Best way to honor a King? Spokane Park Board to hear plans for Expo ‘74 booster statue
Thu., Sept. 9, 2021
In this July 14, 2008 photo, King Cole sits in his study in front of a wall full of memorabilia from Expo 74. (The Spokesman-Review photo archive)Buy a print of this photo
Spokane park officials will consider Thursday how best to honor the civic booster recognized as the guiding force behind Expo ’74.
The Spokane Park Board will hear from a team including past park officials, politicians, journalists and fundraisers about a proposal to commemorate the work of King Cole in Riverfront Park ahead of the 50th anniversary of the world’s fair. While several features, including the renaming of the Howard Street promenade after Cole and placing signs telling the story of the park and its history, have the full backing of the committee, board members are scheduled to address whether a statue of Cole should also be erected within the park.
“We’re at the beginning of the process,” said Jennifer Ogden, president of the Spokane Park Board, likening the proposal the board will hear Thursday to a “skeleton” that artists will be able to “hang their ideas on.”
Cole was hired by the pro-business group Spokane Unlimited as its executive secretary in 1963, eventually building support from local industry leaders and politicians to tear down the railroad tracks in downtown Spokane to make way for the exposition in 1974. Then-Mayor David Rodgers would say in subsequent years that Cole was the “primary force” in bringing Expo ‘74 to Spokane, helping convince the railroads to make the land available and soliciting exhibitors from around the world for the space.
A plaque bearing Cole’s name and a sign designating the wooden bridge between the First Interstate Center for the Performing Arts and Havermale Island as “King Cole Way,” both installed in 2008, are the only lasting tributes to the man, and both those in favor and those skeptical of a statue agree more should be done. Cole died in 2010.
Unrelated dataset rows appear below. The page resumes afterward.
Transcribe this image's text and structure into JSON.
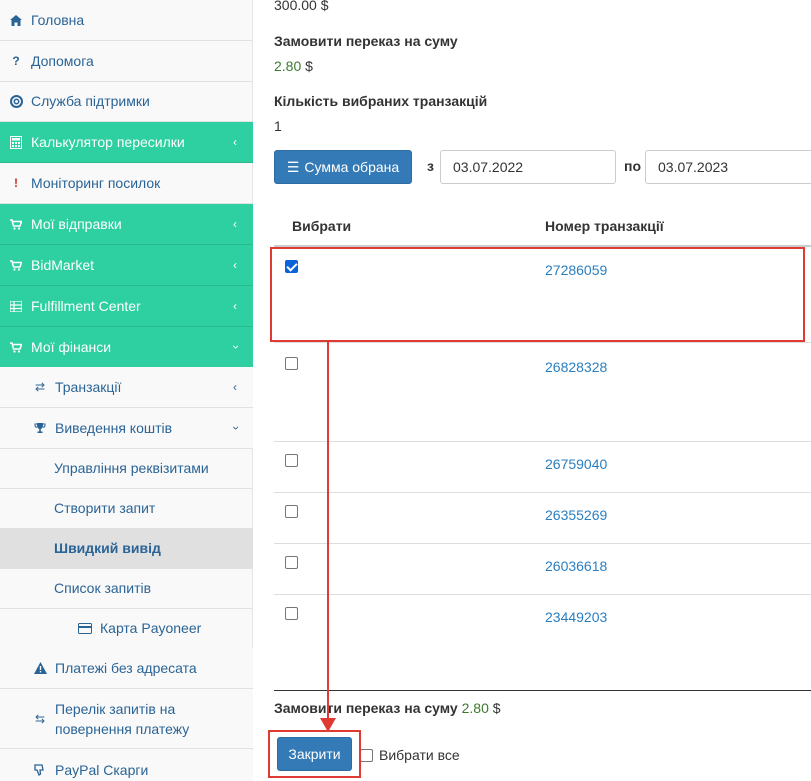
{
  "sidebar": {
    "items": [
      {
        "label": "Головна",
        "icon": "home-icon"
      },
      {
        "label": "Допомога",
        "icon": "question-icon"
      },
      {
        "label": "Служба підтримки",
        "icon": "lifebuoy-icon"
      },
      {
        "label": "Калькулятор пересилки",
        "icon": "calculator-icon"
      },
      {
        "label": "Моніторинг посилок",
        "icon": "exclamation-icon"
      },
      {
        "label": "Мої відправки",
        "icon": "cart-icon"
      },
      {
        "label": "BidMarket",
        "icon": "cart-icon"
      },
      {
        "label": "Fulfillment Center",
        "icon": "list-icon"
      },
      {
        "label": "Мої фінанси",
        "icon": "cart-icon"
      },
      {
        "label": "Транзакції",
        "icon": "exchange-icon"
      },
      {
        "label": "Виведення коштів",
        "icon": "trophy-icon"
      },
      {
        "label": "Управління реквізитами"
      },
      {
        "label": "Створити запит"
      },
      {
        "label": "Швидкий вивід"
      },
      {
        "label": "Список запитів"
      },
      {
        "label": "Карта Payoneer",
        "icon": "credit-card-icon"
      },
      {
        "label": "Платежі без адресата",
        "icon": "warning-icon"
      },
      {
        "label": "Перелік запитів на",
        "label2": "повернення платежу",
        "icon": "retweet-icon"
      },
      {
        "label": "PayPal Скарги",
        "icon": "thumbs-down-icon"
      }
    ]
  },
  "main": {
    "top_amount": "300.00 $",
    "order_label": "Замовити переказ на суму",
    "order_value": "2.80",
    "order_currency": "$",
    "count_label": "Кількість вибраних транзакцій",
    "count_value": "1",
    "sum_button": "Сумма обрана",
    "from_label": "з",
    "from_date": "03.07.2022",
    "to_label": "по",
    "to_date": "03.07.2023",
    "col_select": "Вибрати",
    "col_txn": "Номер транзакції",
    "rows": [
      {
        "id": "27286059",
        "checked": true
      },
      {
        "id": "26828328",
        "checked": false
      },
      {
        "id": "26759040",
        "checked": false
      },
      {
        "id": "26355269",
        "checked": false
      },
      {
        "id": "26036618",
        "checked": false
      },
      {
        "id": "23449203",
        "checked": false
      }
    ],
    "footer_label": "Замовити переказ на суму",
    "footer_value": "2.80",
    "footer_currency": "$",
    "close_button": "Закрити",
    "select_all": "Вибрати все"
  },
  "colors": {
    "accent": "#2ecfa0",
    "primary": "#337ab7",
    "annotation": "#e03b32",
    "link": "#2a7fc1"
  }
}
Hal McGlathery, who served as the manager of Riverfront Park from 1982 to 1996, has been vocal about the need for a statue to honor Cole. McGlathery, who has led campaigns to save the former IMAX theater that was torn down next to the U.S. Pavilion and the amusement rides beneath its canopy, said a statue would be a “crux” of the project.
“I would feel like we greatly diminished the prominent commemoration of King Cole,” McGlathery said, should the Park Board choose another option.
Chris Wright, a former Park Board president who’s assisted McGlathery in efforts to honor Cole in the park, said he’s not as attached to the idea of a statue as his colleague. Such a monument might be simpler to agree upon and build than other art pieces that could honor Cole’s contributions, but he said planners should not rule out other options that might be more interactive or unique to Spokane.
“For me, it has to be iconic,” Wright said. “Like the Pavilion, like the Clocktower. You know, you say, ‘I’ll meet you at the King Cole statue.’ ”
Such flourishes could include signs or other artistic elements, Wright added.
Wright said it is important for the appointed Park Board, which is responsible for making decisions about municipal parkland, to be involved in the process early. He noted that a previous piece of art had been proposed to go in Riverfront Park, a statue that was intended as a dedication to victims of war. But the project had already been designed and fundraising began before Park Board members had a chance to look at it. The sculpture was eventually approved for construction along the Centennial Trail instead.
“It was a good lesson: Don’t get in front of the Park Board,” Wright said.
McGlathery said he envisions a life-size statue that would depict Cole beckoning visitors into the park near the Pavilion. Visitors could stop and take a photo with the statue, or use smartphones to learn more about the man and the history of the area.
“Statues are enhanced by all the new communication technology,” he said.
The committee wants to unveil the features of the park in time for the 50th anniversary of opening of Expo ‘74, which will be May 2024, Wright said.
In order to raise the money necessary to build a statue, fundraising efforts should begin now, McGlathery said. He cited the three years of charitable collections that were needed to purchase and place the statue to Vietnam War veterans in the park.
“I just hope that somehow a statue becomes a part of the process,” he said.
Ogden said she believed the majority of the Park Board agreed that Cole deserved a larger recognition in Riverfront Park. What that would look like, she said, is still up for discussion. She added that there will be efforts to include the Spokane Tribe of Indians and other municipal leaders in the story of the fair’s golden anniversary.
“It was King Cole who said Spokane, we can do this,” she said.
The Spokane Park Board will hold its monthly meeting virtually at 3:30 p.m. Thursday. Information on how to attend may be found on the Spokane Parks Department’s website.